11

While running this program to retrieve Twitter data using Python 2.7.8 :

#imports
from tweepy import Stream
from tweepy import OAuthHandler
from tweepy.streaming import StreamListener

#setting up the keys
consumer_key = '…………...'
consumer_secret = '………...'
access_token = '…………...'
access_secret = '……………..'

class TweetListener(StreamListener):
# A listener handles tweets are the received from the stream.
#This is a basic listener that just prints received tweets to standard output

def on_data(self, data):
    print (data)
    return True

def on_error(self, status):
    print (status)

#printing all the tweets to the standard output
auth = OAuthHandler(consumer_key, consumer_secret)
auth.set_access_token(access_token, access_secret)



stream = Stream(auth, TweetListener())

t = u"سوريا"
stream.filter(track=[t])

after running this program for 5 hours i got this Error message:

Traceback (most recent call last):
  File "/Users/Mona/Desktop/twitter.py", line 32, in <module>
    stream.filter(track=[t])
  File "/Library/Frameworks/Python.framework/Versions/2.7/lib/python2.7/site-packages/tweepy/streaming.py", line 316, in filter
    self._start(async)
  File "/Library/Frameworks/Python.framework/Versions/2.7/lib/python2.7/site-packages/tweepy/streaming.py", line 237, in _start
    self._run()
  File "/Library/Frameworks/Python.framework/Versions/2.7/lib/python2.7/site-packages/tweepy/streaming.py", line 173, in _run
    self._read_loop(resp)
  File "/Library/Frameworks/Python.framework/Versions/2.7/lib/python2.7/site-packages/tweepy/streaming.py", line 225, in _read_loop
    next_status_obj = resp.read( int(delimited_string) )
  File "/Library/Frameworks/Python.framework/Versions/2.7/lib/python2.7/httplib.py", line 543, in read
    return self._read_chunked(amt)
  File "/Library/Frameworks/Python.framework/Versions/2.7/lib/python2.7/httplib.py", line 612, in _read_chunked
    value.append(self._safe_read(chunk_left))
  File "/Library/Frameworks/Python.framework/Versions/2.7/lib/python2.7/httplib.py", line 660, in _safe_read
    raise IncompleteRead(''.join(s), amt)
IncompleteRead: IncompleteRead(0 bytes read, 976 more expected)
>>> 

Actually i don't know what to do with this problem !!!

James Scholes
  • 7,686
  • 3
  • 19
  • 20
Hana
  • 157
  • 1
  • 2
  • 10
  • 1
    https://github.com/tweepy/tweepy/pull/498 This was fixed recently.

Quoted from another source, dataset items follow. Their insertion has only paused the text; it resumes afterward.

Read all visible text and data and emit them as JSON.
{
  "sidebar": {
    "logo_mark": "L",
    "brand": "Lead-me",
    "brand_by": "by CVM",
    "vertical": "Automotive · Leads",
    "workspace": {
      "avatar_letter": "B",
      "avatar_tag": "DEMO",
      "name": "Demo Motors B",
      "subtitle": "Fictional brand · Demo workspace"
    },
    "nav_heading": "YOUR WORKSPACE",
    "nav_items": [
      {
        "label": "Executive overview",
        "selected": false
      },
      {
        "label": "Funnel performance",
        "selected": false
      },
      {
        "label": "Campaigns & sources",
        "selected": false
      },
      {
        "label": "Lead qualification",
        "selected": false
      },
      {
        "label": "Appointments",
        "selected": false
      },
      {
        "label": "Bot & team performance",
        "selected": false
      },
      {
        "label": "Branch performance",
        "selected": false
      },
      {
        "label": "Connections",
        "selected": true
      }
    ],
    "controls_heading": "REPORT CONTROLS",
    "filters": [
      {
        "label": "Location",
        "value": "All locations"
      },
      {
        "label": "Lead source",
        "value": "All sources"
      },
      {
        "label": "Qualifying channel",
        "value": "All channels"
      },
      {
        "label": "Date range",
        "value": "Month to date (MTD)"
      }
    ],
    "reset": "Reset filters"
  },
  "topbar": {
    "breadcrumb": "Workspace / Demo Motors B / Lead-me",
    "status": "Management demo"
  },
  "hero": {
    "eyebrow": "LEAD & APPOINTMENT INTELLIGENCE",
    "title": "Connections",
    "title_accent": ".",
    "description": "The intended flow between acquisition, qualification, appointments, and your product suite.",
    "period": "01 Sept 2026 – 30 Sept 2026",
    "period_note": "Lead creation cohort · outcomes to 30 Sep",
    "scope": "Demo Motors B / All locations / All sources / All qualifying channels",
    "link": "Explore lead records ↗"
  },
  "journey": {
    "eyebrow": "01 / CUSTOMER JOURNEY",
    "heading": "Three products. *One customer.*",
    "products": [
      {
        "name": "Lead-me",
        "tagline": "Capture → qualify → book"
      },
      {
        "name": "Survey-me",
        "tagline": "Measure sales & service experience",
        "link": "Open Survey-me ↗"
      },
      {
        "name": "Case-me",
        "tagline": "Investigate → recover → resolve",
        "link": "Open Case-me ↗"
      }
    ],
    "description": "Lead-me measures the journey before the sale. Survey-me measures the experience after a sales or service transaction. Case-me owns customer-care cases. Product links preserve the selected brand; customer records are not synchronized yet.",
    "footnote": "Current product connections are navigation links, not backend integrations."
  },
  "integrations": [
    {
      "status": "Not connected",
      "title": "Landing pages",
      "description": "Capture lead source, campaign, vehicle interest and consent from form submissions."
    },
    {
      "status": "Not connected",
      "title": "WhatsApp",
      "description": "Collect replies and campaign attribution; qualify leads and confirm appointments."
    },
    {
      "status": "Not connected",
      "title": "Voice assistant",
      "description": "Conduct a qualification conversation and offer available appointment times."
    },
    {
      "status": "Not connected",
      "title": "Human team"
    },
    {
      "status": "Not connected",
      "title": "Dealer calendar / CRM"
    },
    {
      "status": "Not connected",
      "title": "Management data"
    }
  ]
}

Make sure you're using the latest Tweepy – Luigi Oct 29 '14 at 19:20
  • actually when i install which is "pip install tweepy" the new version of tweepy in the MAC OSX Terminal, i got this message " Requirement already satisfied (use --upgrade to upgrade): tweepy in /Library/Frameworks/Python.framework/Versions/2.7/lib/python2.7/site-packages Cleaning up…" , please how i can overwrite the previous version? – Hana Oct 29 '14 at 19:57
  • `pip install tweepy --upgrade` . The update was only pushed to github 8 days ago though so pip may not have the latest version. You can always edit the source yourself/check it to be sure, I think the change is ~ one line. – Luigi Oct 29 '14 at 20:08
  • aha it's the same as tweepy2.3 he just added that line "except (Timeout, ssl.SSLError, requests.compat.IncompleteRead) as exc:" in tweepy/streaming.py and actually i already have that line at tweepy2.3 :( – Hana Oct 29 '14 at 20:11
  • Could you add an exception handler in your `TweetListener`? – Luigi Oct 30 '14 at 00:16

5 Answers5

8

You should check to see if you're failing to process tweets quickly enough using the stall_warnings parameter.

stream.filter(track=[t], stall_warnings=True)

These messages are handled by Tweepy (check out implementation here) and will inform you if you're falling behind. Falling behind means that you're unable to process tweets as quickly as the Twitter API is sending them to you. From the Twitter docs:

Setting this parameter to the string true will cause periodic messages to be delivered if the client is in danger of being disconnected. These messages are only sent when the client is falling behind, and will occur at a maximum rate of about once every 5 minutes.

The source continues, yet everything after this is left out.